Il Progetto GREEN ha portato a Trento un hackathon dedicato alla sostenibilità ambientale, alla partecipazione giovanile e allo sviluppo di soluzioni digitali per le città del futuro. L’iniziativa è stata realizzata da Perlatecnica in collaborazione con Paidea e patrocinata da diversi enti tra cui: l’Università di Trento, la Fondazione Bruno Kessler, il Dipartimento di Ingegneria dell’Università del Sannio, il Dipartimento di Matematica e Fisica dell’Università Luigi Vanvitelli, l’Università Federico II e il professor Mauro Serpelloni dell’Università di Brescia.

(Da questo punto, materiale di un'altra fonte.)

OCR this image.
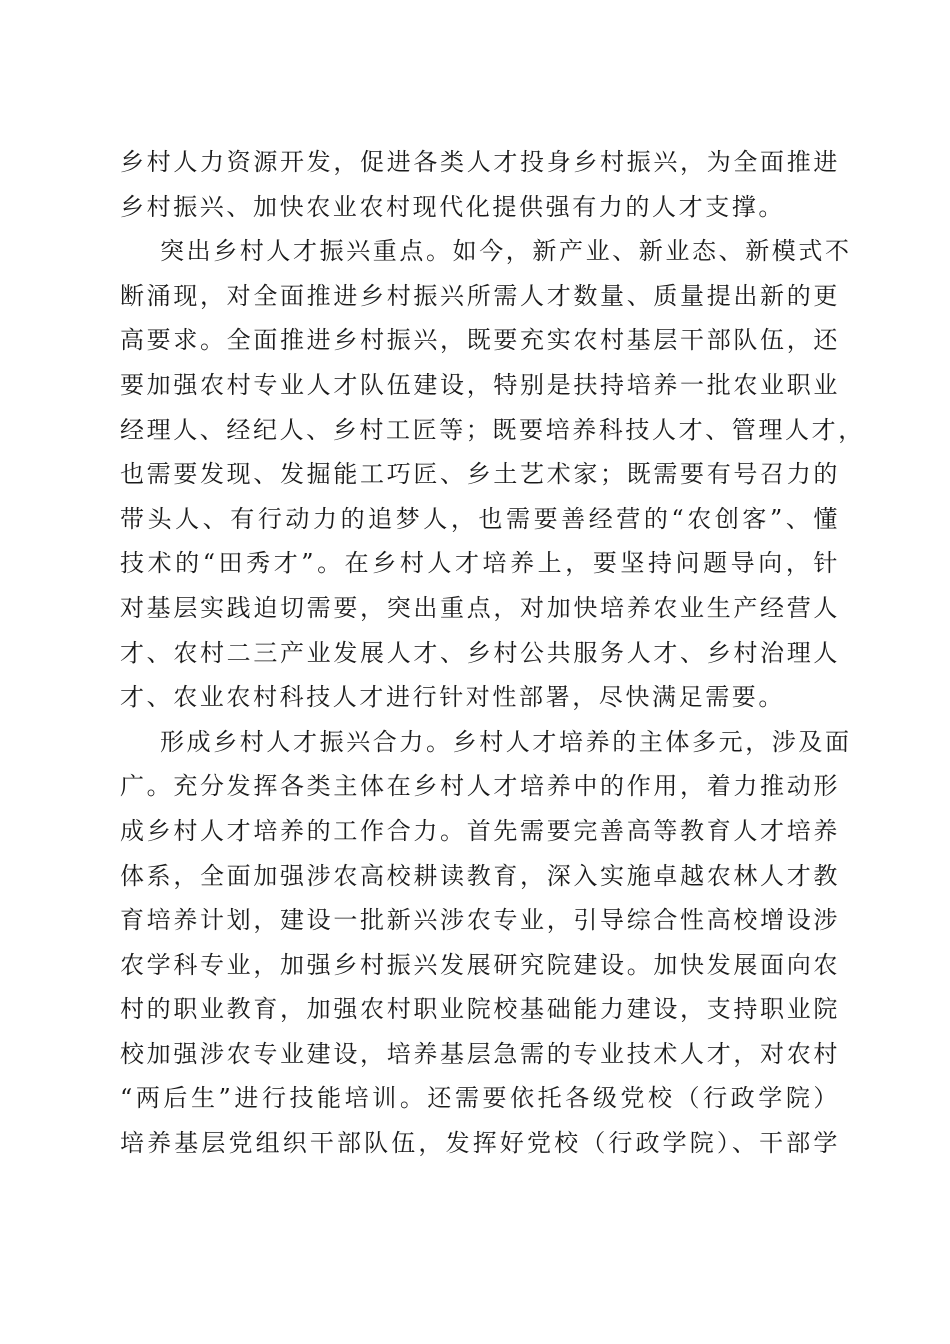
乡村人力资源开发，促进各类人才投身乡村振兴，为全面推进
乡村振兴、加快农业农村现代化提供强有力的人才支撑。
突出乡村人才振兴重点。如今，新产业、新业态、新模式不
断涌现，对全面推进乡村振兴所需人才数量、质量提出新的更
高要求。全面推进乡村振兴，既要充实农村基层干部队伍，还
要加强农村专业人才队伍建设，特别是扶持培养一批农业职业
经理人、经纪人、乡村工匠等；既要培养科技人才、管理人才，
也需要发现、发掘能工巧匠、乡土艺术家；既需要有号召力的
带头人、有行动力的追梦人，也需要善经营的“农创客”、懂
技术的“田秀才”。在乡村人才培养上，要坚持问题导向，针
对基层实践迫切需要，突出重点，对加快培养农业生产经营人
才、农村二三产业发展人才、乡村公共服务人才、乡村治理人
才、农业农村科技人才进行针对性部署，尽快满足需要。
形成乡村人才振兴合力。乡村人才培养的主体多元，涉及面
广。充分发挥各类主体在乡村人才培养中的作用，着力推动形
成乡村人才培养的工作合力。首先需要完善高等教育人才培养
体系，全面加强涉农高校耕读教育，深入实施卓越农林人才教
育培养计划，建设一批新兴涉农专业，引导综合性高校增设涉
农学科专业，加强乡村振兴发展研究院建设。加快发展面向农
村的职业教育，加强农村职业院校基础能力建设，支持职业院
校加强涉农专业建设，培养基层急需的专业技术人才，对农村
“两后生”进行技能培训。还需要依托各级党校（行政学院）
培养基层党组织干部队伍，发挥好党校（行政学院）、干部学
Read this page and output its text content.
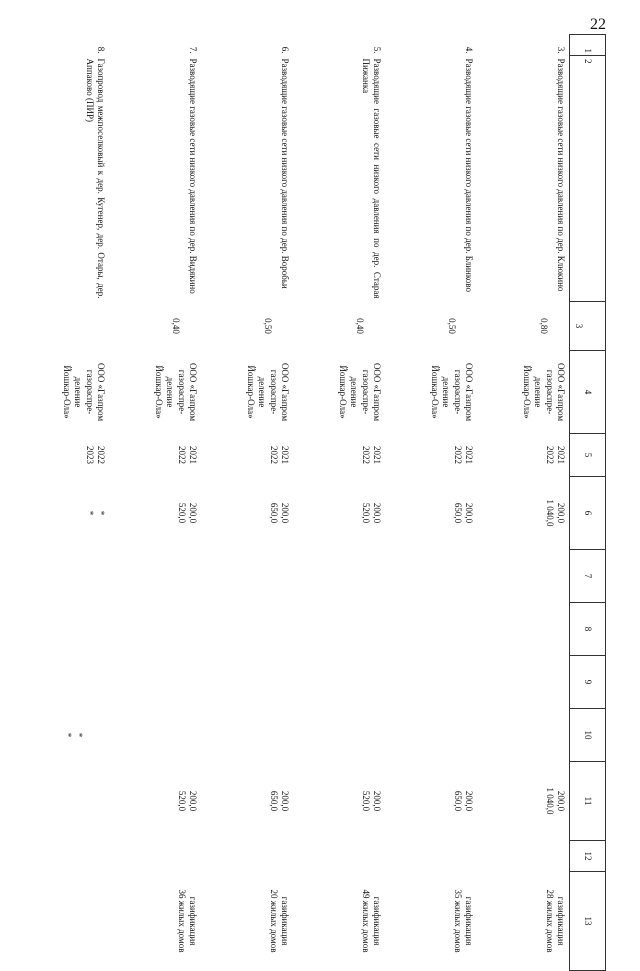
22
1	2	3	4	5	6	7	8	9	10	11	12	13
3.	Разводящие газовые сети низкого давления по дер. Клюкино	0,80	ООО «Газпром
газораспре-
деление
Йошкар-Ола»	2021
2022	200,0
1 040,0					200,0
1 040,0		газификация
28 жилых домов

4.	Разводящие газовые сети низкого давления по дер. Блинково	0,50	ООО «Газпром
газораспре-
деление
Йошкар-Ола»	2021
2022	200,0
650,0					200,0
650,0		газификация
35 жилых домов

5.	Разводящие газовые сети низкого давления по дер. Старая Пижанка	0,40	ООО «Газпром
газораспре-
деление
Йошкар-Ола»	2021
2022	200,0
520,0					200,0
520,0		газификация
49 жилых домов

6.	Разводящие газовые сети низкого давления по дер. Воробьи	0,50	ООО «Газпром
газораспре-
деление
Йошкар-Ола»	2021
2022	200,0
650,0					200,0
650,0		газификация
20 жилых домов

7.	Разводящие газовые сети низкого давления по дер. Видякино	0,40	ООО «Газпром
газораспре-
деление
Йошкар-Ола»	2021
2022	200,0
520,0					200,0
520,0		газификация
36 жилых домов

8.	Газопровод межпоселковый к дер. Кугенер, дер. Отары, дер. Аппаково (ПИР)		ООО «Газпром
газораспре-
деление
Йошкар-Ола»	2022
2023	*
*				*
*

Per cinque giorni, giovani tra i 17 e i 26 anni hanno lavorato su sfide concrete legate a tecnologia, ambiente e innovazione urbana, sperimentando un modello formativo basato su collaborazione, ricerca attiva e prototipazione.
Un hackathon green tra tecnologia, mobilità e smart city
Durante l’hackathon, i partecipanti hanno preso parte a workshop, discussioni di gruppo, brainstorming e attività pratiche. Le sfide hanno riguardato la programmazione di un veicolo a guida autonoma, lo sviluppo di un sensore per il monitoraggio della qualità dell’aria e l’ideazione di una smart city sostenibile. Il percorso ha permesso ai giovani di applicare competenze digitali e tecnologiche a problemi reali, collegando la programmazione in C++, i sistemi di monitoraggio ambientale e le logiche delle città intelligenti. In questo modo, l’hackathon ha trasformato il tema della sostenibilità in un’esperienza concreta, utile per comprendere come la tecnologia possa supportare decisioni più consapevoli e soluzioni urbane più responsabili.
Il ruolo di Paidea nell’organizzazione dell’hackathon
Paidea ha contribuito alla realizzazione dell’hackathon portando il proprio approccio metodologico alla progettazione di esperienze formative attive. Il lavoro sui team, il confronto tra partecipanti e la costruzione progressiva delle soluzioni hanno favorito un apprendimento basato sulla sperimentazione. L’evento ha aiutato i giovani a identificare un problema, progettare una risposta e verificarne il valore attraverso dati, prototipi e presentazioni pubbliche. Il progetto ha inoltre rafforzato competenze trasversali fondamentali, come comunicazione, dialogo, collaborazione e capacità di confronto.